I’d also perhaps not charge for the iPhone app, but make being a premium member a requirement to use it? You could add subscription signups as an in app purchase too. That way people may be more willing to sign up (one click, their card is already on file). Especially if there’s an iPad app in Newsblur’s future - I can’t see anyone complaining that they have to be a premium member for their large screen Newsblur fix.
Apps like Instapaper haven’t been afraid to charge for their services, because they’re delivering a quality product. I would argue that Newsblur is exactly the same.
I think one area you can look at for increasing the network effect of Newsblur users is adding 1-click sharing with a comment, which takes you to a newsblur page, with that comment attached.
So I’m reading a post on the Kindle Fire launch, I hit “Share on Twitter”, type in my tweet in a popup, then hit send, and the tweeted/emailed/Facebooked URL points you to a Newsblur page, not the original.

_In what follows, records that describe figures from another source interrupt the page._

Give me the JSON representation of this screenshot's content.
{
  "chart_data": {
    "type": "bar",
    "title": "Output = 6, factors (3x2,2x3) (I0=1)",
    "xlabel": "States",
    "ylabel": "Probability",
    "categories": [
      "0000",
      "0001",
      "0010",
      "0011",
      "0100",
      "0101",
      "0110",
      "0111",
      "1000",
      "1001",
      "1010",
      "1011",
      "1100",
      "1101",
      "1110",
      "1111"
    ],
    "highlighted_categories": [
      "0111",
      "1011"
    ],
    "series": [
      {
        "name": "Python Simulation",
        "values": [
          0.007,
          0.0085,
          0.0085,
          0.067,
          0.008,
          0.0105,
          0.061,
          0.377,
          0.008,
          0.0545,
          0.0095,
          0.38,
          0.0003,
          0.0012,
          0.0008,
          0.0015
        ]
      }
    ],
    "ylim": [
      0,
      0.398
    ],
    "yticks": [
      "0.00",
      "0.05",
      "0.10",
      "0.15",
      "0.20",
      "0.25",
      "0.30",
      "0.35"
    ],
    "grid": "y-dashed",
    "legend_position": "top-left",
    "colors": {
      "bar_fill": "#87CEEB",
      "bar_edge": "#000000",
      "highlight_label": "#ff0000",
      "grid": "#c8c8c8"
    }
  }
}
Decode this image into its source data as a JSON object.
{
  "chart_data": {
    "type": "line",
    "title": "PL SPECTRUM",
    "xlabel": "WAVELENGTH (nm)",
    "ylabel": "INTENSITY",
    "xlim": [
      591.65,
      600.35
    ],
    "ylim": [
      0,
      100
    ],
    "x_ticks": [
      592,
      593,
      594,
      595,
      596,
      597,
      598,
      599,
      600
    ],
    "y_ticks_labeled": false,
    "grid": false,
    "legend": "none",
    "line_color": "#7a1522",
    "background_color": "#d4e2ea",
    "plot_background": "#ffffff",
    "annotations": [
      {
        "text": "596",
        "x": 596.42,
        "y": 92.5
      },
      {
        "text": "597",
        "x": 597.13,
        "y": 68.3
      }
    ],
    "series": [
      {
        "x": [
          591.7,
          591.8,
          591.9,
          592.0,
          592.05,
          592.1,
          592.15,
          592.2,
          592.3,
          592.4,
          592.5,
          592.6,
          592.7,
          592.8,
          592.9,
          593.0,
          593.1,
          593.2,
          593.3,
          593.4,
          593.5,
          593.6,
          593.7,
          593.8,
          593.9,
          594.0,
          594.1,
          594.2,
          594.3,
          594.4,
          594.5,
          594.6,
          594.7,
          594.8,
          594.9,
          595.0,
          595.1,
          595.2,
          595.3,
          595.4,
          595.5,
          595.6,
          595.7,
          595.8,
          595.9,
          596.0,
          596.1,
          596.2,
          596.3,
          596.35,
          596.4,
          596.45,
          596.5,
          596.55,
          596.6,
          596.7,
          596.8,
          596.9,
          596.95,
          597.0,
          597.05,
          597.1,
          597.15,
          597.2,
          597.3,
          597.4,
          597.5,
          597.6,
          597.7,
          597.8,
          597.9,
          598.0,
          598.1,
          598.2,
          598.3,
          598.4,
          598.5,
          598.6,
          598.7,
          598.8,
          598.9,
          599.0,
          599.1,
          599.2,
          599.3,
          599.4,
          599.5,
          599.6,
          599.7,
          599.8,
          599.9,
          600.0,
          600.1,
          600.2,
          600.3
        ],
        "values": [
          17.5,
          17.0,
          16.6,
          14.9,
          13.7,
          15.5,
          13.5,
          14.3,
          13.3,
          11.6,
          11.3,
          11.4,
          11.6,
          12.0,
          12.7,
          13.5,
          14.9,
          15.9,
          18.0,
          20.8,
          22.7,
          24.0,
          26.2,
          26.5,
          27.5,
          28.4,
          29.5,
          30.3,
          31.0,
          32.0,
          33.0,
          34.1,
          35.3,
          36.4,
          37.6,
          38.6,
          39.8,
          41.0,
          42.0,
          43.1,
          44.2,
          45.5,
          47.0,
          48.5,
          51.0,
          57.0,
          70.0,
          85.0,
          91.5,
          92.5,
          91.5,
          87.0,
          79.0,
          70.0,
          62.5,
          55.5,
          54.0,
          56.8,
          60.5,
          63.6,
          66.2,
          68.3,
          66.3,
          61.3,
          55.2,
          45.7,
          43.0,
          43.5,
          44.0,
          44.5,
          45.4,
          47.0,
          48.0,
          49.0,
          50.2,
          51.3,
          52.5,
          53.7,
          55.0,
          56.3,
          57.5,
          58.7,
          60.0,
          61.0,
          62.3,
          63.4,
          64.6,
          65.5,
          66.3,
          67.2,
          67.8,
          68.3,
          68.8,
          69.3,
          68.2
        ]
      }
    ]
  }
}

Not sure if it would work, but I think it’s worth an experiment.
The Humble Bundle makes an amazing amount of money while allowing you to pay absolutely *any* amount of money, including $0.01 , while offering extra features if you pay above average.
I think they’ve stumbled across an ingenious idea. Perhaps it’ll work for you too. Just need to make *two* levels of premium features: a smaller set enabled if you pay anything at all, but enable everything if the monthly payment is above average. The user should be able to change their monthly payment any time, too.
Among other things, true “pay what you want” is sure to generate quite a bit of publicity for you!
One thing that I noticed about it was that I signed up at $1 solely because it was the only way to try the system with all of the features. After using it, I’d probably upgrade to the $2 or $3, but now that I’ve already paid it I don’t see a good way of changing the plan. Perhaps a way to pay just a single month for $3 then switch to a yearly plan later would help.
As for a lifetime membership, I always worry that services who do this will ultimately go away because they aren’t pulling in new subscribers, making my payment early on useless.